Les armées africaines ressemblent à canards boiteux à cause soit de chefs corrompus qui détournent les budgets d’équipements militaires soit à cause d’éléments pas républicains, imbus de communautarisme ou d’intérêts personnels. Les derniers exemples viennent de celles du Niger et de la Côte d’Ivoire. Une plaie qu’il faut soigner dans ce contexte de crise sécuritaire au Sahel.
Le Niger se sépare de son chef d’Etat-major de l’armée de l’air. Une affaire de corruption agite l’appareil sécuritaire. En Côte d’Ivoire, c’est un chef d’escadron qui aurait livré des détails confidentiels à « l’ennemi ».
Au Niger, le changement à la tête de l’Etat-major de l’armée de l’air retient l’attention.

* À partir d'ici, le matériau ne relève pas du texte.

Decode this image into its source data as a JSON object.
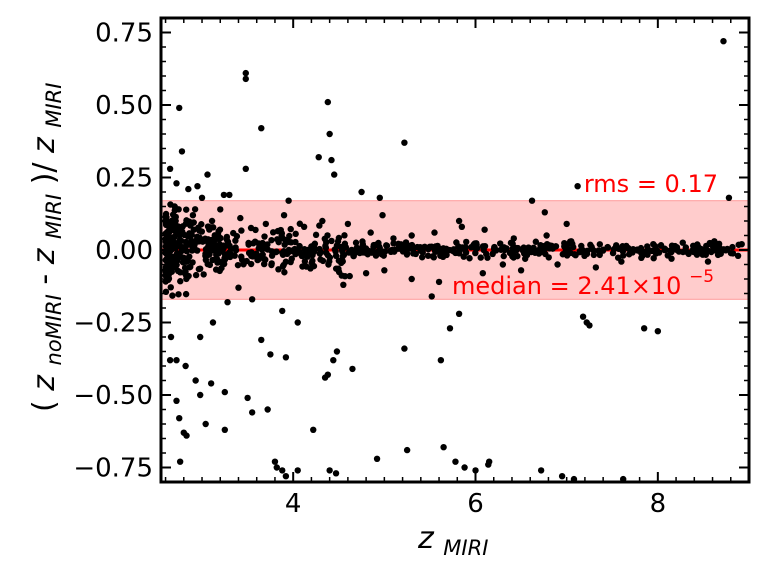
{
  "chart_data": {
    "type": "scatter",
    "xlabel_main": "z",
    "xlabel_sub": "MIRI",
    "ylabel": {
      "open": "(",
      "z1": "z",
      "sub1": "noMIRI",
      "minus": "-",
      "z2": "z",
      "sub2": "MIRI",
      "close": ")/",
      "z3": "z",
      "sub3": "MIRI"
    },
    "xlim": [
      2.55,
      9.0
    ],
    "ylim": [
      -0.8,
      0.8
    ],
    "x_ticks": [
      4,
      6,
      8
    ],
    "x_tick_labels": [
      "4",
      "6",
      "8"
    ],
    "y_ticks": [
      -0.75,
      -0.5,
      -0.25,
      0.0,
      0.25,
      0.5,
      0.75
    ],
    "y_tick_labels": [
      "−0.75",
      "−0.50",
      "−0.25",
      "0.00",
      "0.25",
      "0.50",
      "0.75"
    ],
    "rms": 0.17,
    "median_line_y": 0.0,
    "annotations": {
      "rms_text": "rms = 0.17",
      "median_text": "median = 2.41×10",
      "median_exp": "−5"
    },
    "colors": {
      "points": "#000000",
      "median_line": "#ff0000",
      "rms_band": "#ffcccc",
      "annotation": "#ff0000"
    },
    "points": [
      [
        8.72,
        0.72
      ],
      [
        3.48,
        0.61
      ],
      [
        3.48,
        0.59
      ],
      [
        2.75,
        0.49
      ],
      [
        4.38,
        0.51
      ],
      [
        3.65,
        0.42
      ],
      [
        4.4,
        0.4
      ],
      [
        5.22,
        0.37
      ],
      [
        4.28,
        0.32
      ],
      [
        4.42,
        0.31
      ],
      [
        2.78,
        0.34
      ],
      [
        3.48,
        0.28
      ],
      [
        2.65,
        0.28
      ],
      [
        4.45,
        0.26
      ],
      [
        3.06,
        0.26
      ],
      [
        2.95,
        0.22
      ],
      [
        2.72,
        0.23
      ],
      [
        4.75,
        0.2
      ],
      [
        7.12,
        0.22
      ],
      [
        2.85,
        0.21
      ],
      [
        3.3,
        0.19
      ],
      [
        4.95,
        0.18
      ],
      [
        6.62,
        0.17
      ],
      [
        3.95,
        0.17
      ],
      [
        8.78,
        0.18
      ],
      [
        3.0,
        0.18
      ],
      [
        3.24,
        0.19
      ],
      [
        6.76,
        0.13
      ],
      [
        4.98,
        0.12
      ],
      [
        5.82,
        0.1
      ],
      [
        7.0,
        0.09
      ],
      [
        3.11,
        0.1
      ],
      [
        2.66,
        -0.3
      ],
      [
        2.72,
        -0.38
      ],
      [
        2.82,
        -0.4
      ],
      [
        2.93,
        -0.45
      ],
      [
        2.98,
        -0.5
      ],
      [
        3.04,
        -0.6
      ],
      [
        3.25,
        -0.62
      ],
      [
        2.75,
        -0.58
      ],
      [
        2.8,
        -0.63
      ],
      [
        2.83,
        -0.64
      ],
      [
        2.76,
        -0.73
      ],
      [
        2.72,
        -0.52
      ],
      [
        2.65,
        -0.38
      ],
      [
        3.1,
        -0.46
      ],
      [
        3.25,
        -0.49
      ],
      [
        3.5,
        -0.51
      ],
      [
        3.55,
        -0.56
      ],
      [
        3.72,
        -0.55
      ],
      [
        3.8,
        -0.73
      ],
      [
        3.82,
        -0.75
      ],
      [
        3.88,
        -0.76
      ],
      [
        3.92,
        -0.78
      ],
      [
        4.05,
        -0.76
      ],
      [
        4.22,
        -0.62
      ],
      [
        4.35,
        -0.44
      ],
      [
        4.44,
        -0.38
      ],
      [
        4.48,
        -0.35
      ],
      [
        4.38,
        -0.43
      ],
      [
        4.65,
        -0.41
      ],
      [
        4.4,
        -0.76
      ],
      [
        4.47,
        -0.77
      ],
      [
        4.92,
        -0.72
      ],
      [
        5.25,
        -0.69
      ],
      [
        5.65,
        -0.68
      ],
      [
        5.78,
        -0.73
      ],
      [
        5.88,
        -0.75
      ],
      [
        6.0,
        -0.76
      ],
      [
        6.15,
        -0.73
      ],
      [
        6.14,
        -0.74
      ],
      [
        6.72,
        -0.76
      ],
      [
        6.95,
        -0.78
      ],
      [
        7.08,
        -0.79
      ],
      [
        7.62,
        -0.79
      ],
      [
        5.22,
        -0.34
      ],
      [
        5.62,
        -0.38
      ],
      [
        5.72,
        -0.27
      ],
      [
        7.18,
        -0.23
      ],
      [
        7.22,
        -0.25
      ],
      [
        7.25,
        -0.26
      ],
      [
        7.85,
        -0.27
      ],
      [
        8.0,
        -0.28
      ],
      [
        5.82,
        -0.22
      ],
      [
        5.52,
        -0.16
      ],
      [
        3.65,
        -0.31
      ],
      [
        3.75,
        -0.36
      ],
      [
        3.92,
        -0.37
      ],
      [
        4.05,
        -0.25
      ],
      [
        3.88,
        -0.21
      ],
      [
        3.28,
        -0.18
      ],
      [
        3.12,
        -0.25
      ],
      [
        2.98,
        -0.3
      ],
      [
        3.4,
        -0.13
      ],
      [
        3.55,
        -0.17
      ],
      [
        4.55,
        -0.12
      ],
      [
        4.62,
        -0.09
      ],
      [
        4.8,
        -0.08
      ],
      [
        5.0,
        -0.07
      ],
      [
        5.3,
        -0.1
      ],
      [
        5.6,
        -0.11
      ],
      [
        6.08,
        -0.08
      ],
      [
        6.3,
        -0.05
      ],
      [
        6.5,
        -0.07
      ],
      [
        6.9,
        -0.05
      ],
      [
        7.32,
        -0.06
      ],
      [
        7.6,
        -0.04
      ],
      [
        8.15,
        -0.03
      ],
      [
        8.55,
        -0.04
      ],
      [
        8.88,
        -0.02
      ],
      [
        8.62,
        0.03
      ],
      [
        8.92,
        0.02
      ],
      [
        8.4,
        0.01
      ],
      [
        7.95,
        0.02
      ],
      [
        7.45,
        0.01
      ],
      [
        7.05,
        0.03
      ],
      [
        6.78,
        0.05
      ],
      [
        6.42,
        0.04
      ],
      [
        6.1,
        0.07
      ],
      [
        5.85,
        0.08
      ],
      [
        5.55,
        0.06
      ],
      [
        5.3,
        0.05
      ],
      [
        5.1,
        0.04
      ],
      [
        4.85,
        0.06
      ],
      [
        4.6,
        0.09
      ],
      [
        4.32,
        0.1
      ],
      [
        4.12,
        0.08
      ],
      [
        3.9,
        0.12
      ],
      [
        3.7,
        0.09
      ],
      [
        3.42,
        0.11
      ],
      [
        3.2,
        0.14
      ],
      [
        2.9,
        0.12
      ],
      [
        2.7,
        0.15
      ],
      [
        2.6,
        0.1
      ],
      [
        2.62,
        -0.05
      ]
    ]
  }
}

Le chef d’Etat-major, Boulama Issa Zana Boukar, a été limogé et remplacé par son adjoint. L’information a été révélée suite à une réunion du Conseil supérieur de la défense, vendredi (22.05.2020).
Aucun détail n’a été donné sur les raisons de ce limogeage. Mais d’après certaines sources, il y aurait un lien avec une affaire de détournement de fonds qui agite le ministère de la Défense depuis plusieurs mois. Une affaire qui relance par ailleurs le débat sur les erreurs au sein des appareils de sécurité qui fragilisent les armées face aux djihadistes.
Le colonel-major Boulama issa Zana Boukar serait impliqué dans l’affaire concernant des surfacturations et des contrats d’achat de matériels tels des hélicoptères, mais qui n’ont jamais été livrés à l’armée nigérienne.
La société civile nigérienne en alerte
Si cela se confirme, c’est la première tête qui tombe en lien avec cette affaire qui a fait perdre à l’Etat environ 100 milliards de francs CFA, soit quelques 15 millions d’euros.
Jusqu’ici, seuls des acteurs de la société civile nigérienne avaient été arrêtés suite à leurs dénonciations.
Parmi eux, Ali Idrissa. Le coordonnateur du Rotab (Réseau des organisations pour la transparence et l’analyse budgétaire) réagit au limogeage du chef d’Etat-major, Boulama Issa Zana Boukar en affirmant que « c’est un pas, un signal que le pouvoir a donné ».
Pour Ali Idrissa, la société civile nigérienne ne peut que se réjouir et continuer à suivre ce dossier.
« Et vous n’êtes pas sans savoir que Boulama, en dehors d’être un haut placé dans l’armée nigérienne, est un des très proches du président de la République, par sa famille. Donc si le pouvoir de Niamey accepte de se séparer de Boulama, nous pensons bien que c’est un signal fort », pense le coordonnateur du Rotab.
Les maux qui minent les armées
Des soldats sans motivation qui n’ont pas envie de se battre. Des armées affaiblies par la corruption. Les critiques visant la plupart des armées de la région sont fréquentes.
En Côte d’Ivoire, l’arrestation du chef d’escadron de la gendarmerie de Kong, dans le nord du pays, suscite des interrogations. L’officier aurait livré des informations stratégiques à des forces ennemies en pleine offensive conjointe anti-djihadiste entre la Côte d’Ivoire et le Burkina Faso.
Même si le ministère ivoirien de la Défense se réserve de commenter ce sujet, les propos ce week-end du chef de l’armée, Lassina Doumbia, exhortant ses hommes au professionnalisme et à la rigueur, ne sont pas anodins.
Joseph Titi, directeur de publication du quotidien ivoirien « Aujourd’hui » précise que « le chef d’escadron de la gendarmerie de Kong est un ex-rebelle intégré dans l’armée à l’occasion de la formation de la nouvelle armée. La Côte d’Ivoire a eu pas mal de problèmes avec cette armée qui est souvent incontrôlée. Donc, quand le général appelle ses éléments à être plus professionnels, je ne peux pas dire mieux que ce qu’il dit ! »
Offensive militaire fructueuse
Selon le chef de l’armée ivoirienne, ce sont des actions djihadistes survenues à moins de dix kilomètres de la frontière ivoiro-burkinabè qui ont provoqué l’offensive des deux armées.
Une offensive qui aurait abouti à ce jour à l’arrestation d’une trentaine de djihadistes, le décès d’une dizaine d’autres et la saisie de matériels militaires et informatiques ainsi que du matériel roulant.